Gutes Onboarding ist kein Luxus, sondern eine Notwendigkeit. Aber manchmal muss es einfach schnell gehen. Wie das funktioniert, zeigen wir hier.

Montagmorgen. Ein neues Teammitglied fängt nächste Woche an und es gibt noch keinen Onboarding-Plan? Kein Problem. Dieser Beitrag zeigt dir, wie du Neuzugänge in letzter Minute an Bord holst – mit Plan und Herz.

Onboarding ist kein Luxus, sondern eine Notwendigkeit

Wahrscheinlich hast du schon länger nach der neuen Kollegin gesucht und endlich hat die perfekte Kandidatin unterschrieben? Gratuliere zum erfolgreichen Recruiting – und lass jetzt bloß nicht nach!

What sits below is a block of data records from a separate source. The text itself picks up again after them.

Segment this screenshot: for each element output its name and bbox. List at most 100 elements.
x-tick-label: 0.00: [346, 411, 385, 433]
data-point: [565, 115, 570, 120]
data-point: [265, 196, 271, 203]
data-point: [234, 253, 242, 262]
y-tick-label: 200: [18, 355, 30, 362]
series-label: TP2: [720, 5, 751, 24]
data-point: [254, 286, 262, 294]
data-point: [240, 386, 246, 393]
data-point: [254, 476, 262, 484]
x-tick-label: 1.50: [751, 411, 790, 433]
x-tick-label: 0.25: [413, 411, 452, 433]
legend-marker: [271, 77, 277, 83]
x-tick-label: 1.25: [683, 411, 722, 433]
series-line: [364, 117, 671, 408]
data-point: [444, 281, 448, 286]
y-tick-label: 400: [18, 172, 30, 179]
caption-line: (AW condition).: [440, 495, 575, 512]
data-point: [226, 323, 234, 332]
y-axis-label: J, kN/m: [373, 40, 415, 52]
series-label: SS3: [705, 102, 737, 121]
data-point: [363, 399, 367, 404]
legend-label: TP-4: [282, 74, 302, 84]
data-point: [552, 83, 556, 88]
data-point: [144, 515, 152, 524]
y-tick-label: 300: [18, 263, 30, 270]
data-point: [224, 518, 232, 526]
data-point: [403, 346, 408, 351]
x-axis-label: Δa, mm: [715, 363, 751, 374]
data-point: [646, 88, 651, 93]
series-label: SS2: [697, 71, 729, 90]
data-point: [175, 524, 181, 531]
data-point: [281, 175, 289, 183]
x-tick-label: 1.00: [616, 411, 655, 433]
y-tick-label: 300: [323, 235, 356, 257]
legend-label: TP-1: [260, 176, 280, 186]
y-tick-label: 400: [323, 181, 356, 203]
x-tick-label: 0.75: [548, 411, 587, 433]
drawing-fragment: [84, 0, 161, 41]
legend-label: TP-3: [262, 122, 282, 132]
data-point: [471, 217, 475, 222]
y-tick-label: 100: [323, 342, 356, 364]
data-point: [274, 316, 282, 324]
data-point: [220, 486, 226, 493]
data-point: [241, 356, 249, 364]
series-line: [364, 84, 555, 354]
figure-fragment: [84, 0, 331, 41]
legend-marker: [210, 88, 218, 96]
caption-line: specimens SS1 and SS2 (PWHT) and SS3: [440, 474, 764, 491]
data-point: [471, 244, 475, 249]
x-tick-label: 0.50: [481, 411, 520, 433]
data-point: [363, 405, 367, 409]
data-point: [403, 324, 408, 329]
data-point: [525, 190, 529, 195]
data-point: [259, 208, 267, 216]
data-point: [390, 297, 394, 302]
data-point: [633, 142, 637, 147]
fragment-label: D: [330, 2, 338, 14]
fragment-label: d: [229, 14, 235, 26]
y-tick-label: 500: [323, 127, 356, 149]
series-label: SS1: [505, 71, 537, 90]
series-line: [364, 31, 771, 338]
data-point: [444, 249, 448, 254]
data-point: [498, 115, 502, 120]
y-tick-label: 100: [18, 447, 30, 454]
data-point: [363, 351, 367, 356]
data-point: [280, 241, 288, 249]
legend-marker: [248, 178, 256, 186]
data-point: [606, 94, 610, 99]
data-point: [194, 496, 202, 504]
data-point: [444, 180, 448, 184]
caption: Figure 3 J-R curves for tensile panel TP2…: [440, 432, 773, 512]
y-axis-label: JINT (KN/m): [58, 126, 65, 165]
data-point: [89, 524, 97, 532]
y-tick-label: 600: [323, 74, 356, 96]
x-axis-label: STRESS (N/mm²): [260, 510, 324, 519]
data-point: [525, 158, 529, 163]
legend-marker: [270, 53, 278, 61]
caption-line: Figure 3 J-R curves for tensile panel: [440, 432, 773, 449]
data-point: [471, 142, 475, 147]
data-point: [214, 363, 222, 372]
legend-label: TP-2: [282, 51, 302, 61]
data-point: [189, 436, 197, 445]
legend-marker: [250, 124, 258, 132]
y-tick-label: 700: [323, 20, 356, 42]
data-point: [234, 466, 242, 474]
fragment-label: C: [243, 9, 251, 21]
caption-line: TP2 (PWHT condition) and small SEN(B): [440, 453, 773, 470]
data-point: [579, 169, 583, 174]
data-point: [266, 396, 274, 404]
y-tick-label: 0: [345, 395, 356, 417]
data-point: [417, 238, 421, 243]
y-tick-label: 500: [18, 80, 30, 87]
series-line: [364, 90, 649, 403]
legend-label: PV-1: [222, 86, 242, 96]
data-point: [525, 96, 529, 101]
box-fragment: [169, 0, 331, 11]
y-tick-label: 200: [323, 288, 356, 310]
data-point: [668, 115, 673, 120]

Denn gutes Onboarding ist kein Luxus, sondern eine Notwendigkeit, um Frühfluktuation zu vermeiden und die Einarbeitungsphase effizient zu gestalten. Laut Haufe Onboarding-Studie 2023 verzeichnet mehr als ein Drittel der Arbeitgeber:innen Kündigungen noch vor dem ersten Arbeitstag. Darüber hinaus sind 21 Prozent der HR-Verantwortlichen der Meinung, ein Mangel an professionellem Onboarding führe dazu, dass neue Mitarbeitende das Unternehmen schnell wieder verlassen.

Angesichts dieser Erkenntnisse solltest Du keine Zeit verlieren und eine Stunde in die wichtigsten Schritte investieren, um dein neues Teammitglied mit Plan und Herz rasch an Board zu holen. Gutes  Onboarding spricht sich herum und ist daher essentiell für deine Employer Brand nach innen und außen. Denn jeder wird am Beginn eines neues Jobs gefragt, wie es läuft, und du als Arbeitgeberin hast es in der Hand, wie die Antwort ausfällt!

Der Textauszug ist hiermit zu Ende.